Personal Portfolio Website

Overview

The goal of this final class project (EC418 Intro to Reinforcement Learning) is to create an agent capable of simulating Mario Kart (Pytux) by implementing reinforcement learning algorithms and training neural networks to predict aim points from the frames and improving its performance to minimize completion times. Potential enhancements included refining the controller, using better planning methods, incorporating reinforcement learning, or leveraging additional features like obstacle prediction and multiple aim points.

Reinforcement Learning

I began with reinforcement learning algorithms, beginning with Q-Learning:

\[ Q(s,a) \leftarrow Q(s,a) + \alpha \left[ r + \gamma \max_{a'} Q(s',a') - Q(s,a) \right] \]

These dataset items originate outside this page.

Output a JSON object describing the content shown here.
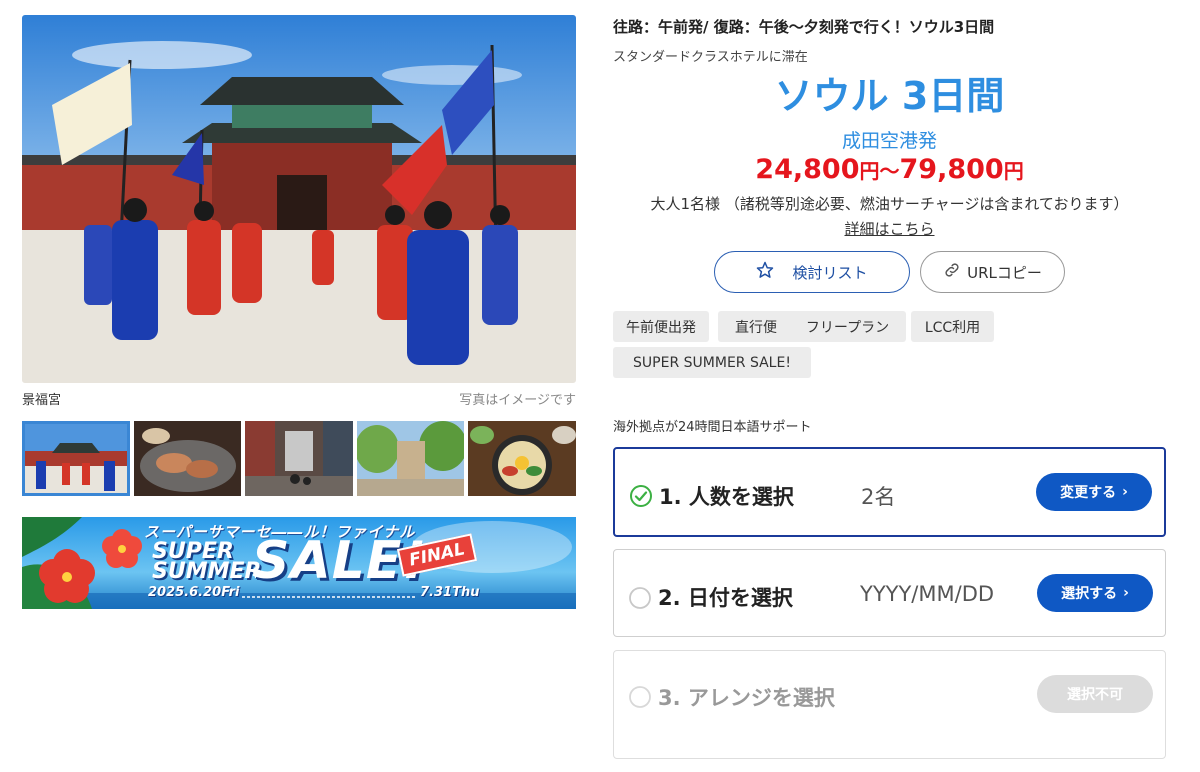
{
  "gallery": {
    "main_caption": "景福宮",
    "image_note": "写真はイメージです",
    "thumbnails": [
      {
        "icon": "palace-guards-photo",
        "selected": true
      },
      {
        "icon": "korean-bbq-photo",
        "selected": false
      },
      {
        "icon": "city-street-photo",
        "selected": false
      },
      {
        "icon": "tree-lined-street-photo",
        "selected": false
      },
      {
        "icon": "bibimbap-photo",
        "selected": false
      }
    ]
  },
  "banner": {
    "line1": "スーパーサマーセ――ル！ファイナル",
    "super": "SUPER",
    "summer": "SUMMER",
    "sale": "SALE!",
    "final": "FINAL",
    "date_start": "2025.6.20Fri",
    "date_end": "7.31Thu"
  },
  "tour": {
    "title": "往路：午前発/ 復路：午後～夕刻発で行く！ソウル3日間",
    "hotel_class": "スタンダードクラスホテルに滞在",
    "destination": "ソウル 3日間",
    "departure": "成田空港発",
    "price_low": "24,800",
    "price_sep": "～",
    "price_high": "79,800",
    "price_unit": "円",
    "per_person": "大人1名様 （諸税等別途必要、燃油サーチャージは含まれております）",
    "details_link": "詳細はこちら"
  },
  "actions": {
    "wishlist_label": "検討リスト",
    "url_copy_label": "URLコピー"
  },
  "tags": [
    "午前便出発",
    "直行便",
    "フリープラン",
    "LCC利用",
    "SUPER SUMMER SALE!"
  ],
  "support_note": "海外拠点が24時間日本語サポート",
  "steps": [
    {
      "label": "1. 人数を選択",
      "value": "2名",
      "button": "変更する",
      "done": true
    },
    {
      "label": "2. 日付を選択",
      "value": "YYYY/MM/DD",
      "button": "選択する",
      "done": false
    },
    {
      "label": "3. アレンジを選択",
      "value": "",
      "button": "選択不可",
      "done": false
    }
  ],
  "colors": {
    "accent_blue": "#2e8ee0",
    "price_red": "#e5161d",
    "button_blue": "#0f58c4",
    "check_green": "#3cb043"
  }
}
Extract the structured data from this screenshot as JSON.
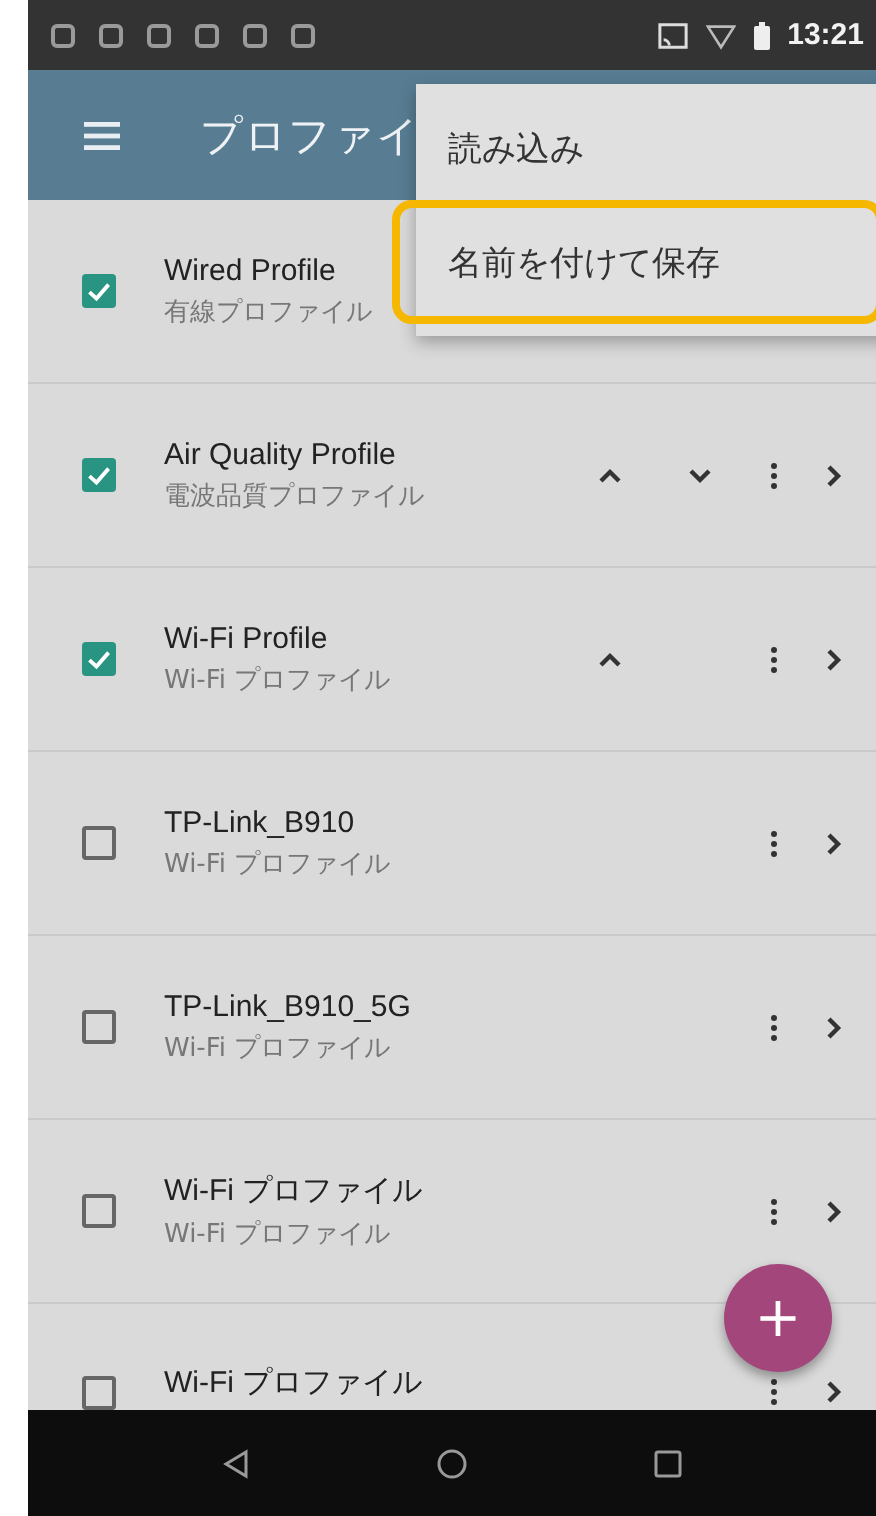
{
  "status_bar": {
    "time": "13:21"
  },
  "app_bar": {
    "title": "プロファイ"
  },
  "menu": {
    "items": [
      {
        "label": "読み込み",
        "highlighted": false
      },
      {
        "label": "名前を付けて保存",
        "highlighted": true
      }
    ]
  },
  "profiles": [
    {
      "name": "Wired Profile",
      "type": "有線プロファイル",
      "checked": true,
      "up": false,
      "down": false,
      "more": false,
      "open": false
    },
    {
      "name": "Air Quality Profile",
      "type": "電波品質プロファイル",
      "checked": true,
      "up": true,
      "down": true,
      "more": true,
      "open": true
    },
    {
      "name": "Wi-Fi Profile",
      "type": "Wi-Fi プロファイル",
      "checked": true,
      "up": true,
      "down": false,
      "more": true,
      "open": true
    },
    {
      "name": "TP-Link_B910",
      "type": "Wi-Fi プロファイル",
      "checked": false,
      "up": false,
      "down": false,
      "more": true,
      "open": true
    },
    {
      "name": "TP-Link_B910_5G",
      "type": "Wi-Fi プロファイル",
      "checked": false,
      "up": false,
      "down": false,
      "more": true,
      "open": true
    },
    {
      "name": "Wi-Fi プロファイル",
      "type": "Wi-Fi プロファイル",
      "checked": false,
      "up": false,
      "down": false,
      "more": true,
      "open": true
    },
    {
      "name": "Wi-Fi プロファイル",
      "checked": false,
      "up": false,
      "down": false,
      "more": true,
      "open": true
    }
  ],
  "fab": {
    "label": "+"
  }
}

This Q-learning implementation uses a table-based approach to map states (rounded aim point and velocity) to actions (e.g., steering, braking). The reward function combines progress (aim point alignment), velocity matching to a target, and penalties for collisions, ensuring the agent learns efficient and safe driving. Exploration and exploitation are balanced using an epsilon-greedy strategy with decay, and Q-values are updated with a weighted combination of immediate reward and future state value. Excessive rollouts are required; though agent still struggles to find convergence.

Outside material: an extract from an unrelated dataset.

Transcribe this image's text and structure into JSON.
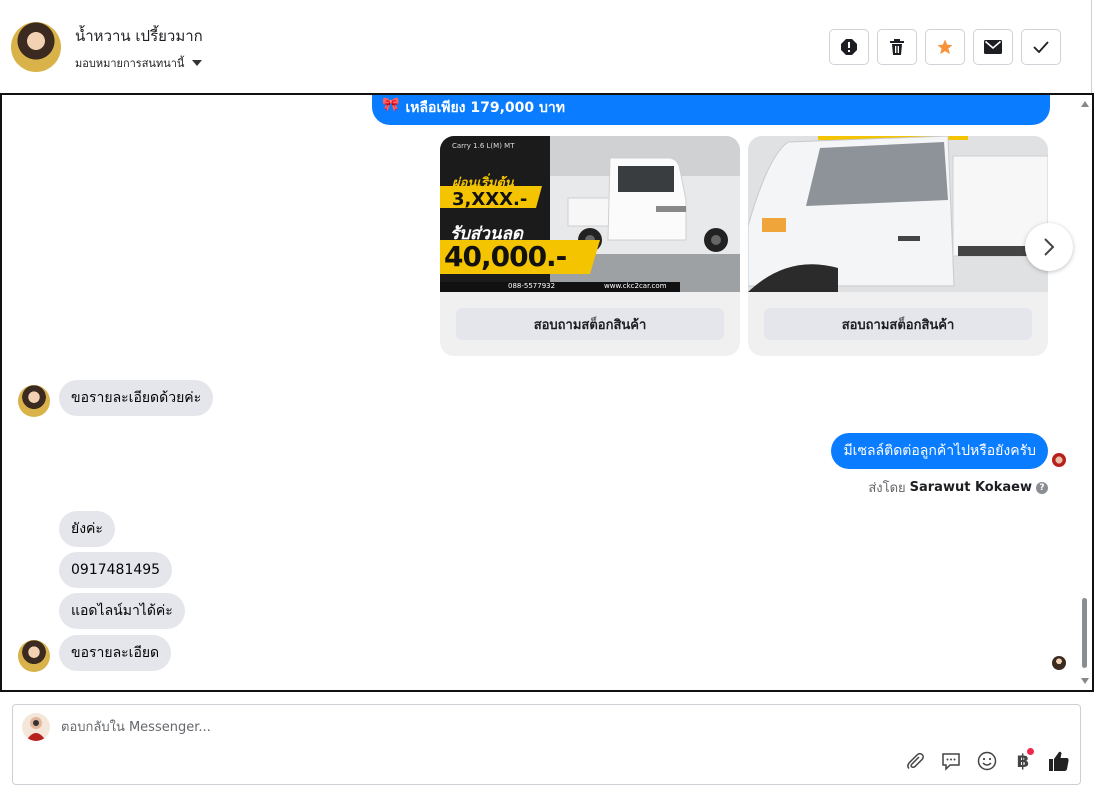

Q-Learning performed poorly. So next, I decided to implement Temporal Difference Learning with Linear Approximation:

\[ V_{t+1}(s) = \sum_{a} \pi(a|s)r(s, a) + \gamma \sum_{a} \pi(a|s) \sum_{s'} P(s'|a,s)V_t(s) \] \[ \theta_{t+1} = \theta_t + \alpha_t \left( [r_t + \gamma \theta_t^T x(s_{t+1})] - \theta_t^T x(s_t) \right) x(s_t) \]

Reintroducing Q-Learning with Linear Approximation, it produced greater results after 50+ rollouts. However, the agent struggled to learn a optimal policy due to the high-dimensional state space and the poor choice of the features consisting of velocity and acceleration.

\[ \theta_{t+1} = \theta_t + \alpha_t \left( r_t + \gamma \max_{a'} \theta_t^T x(s_{t+1}, a') - \theta_t^T x(s_t, a_t) \right) x(s_t, a_t) \]

Following this algorithm, I used features like aim point and velocity to extract states, which are evaluated through weight vectors (\( \theta \)) for actions such as steering, accelerating, and braking. The weights are updated using temporal difference learning, and the agent balances exploration and exploitation with an epsilon-greedy policy, while the reward function encourages smooth driving, progress, and speed maintenance.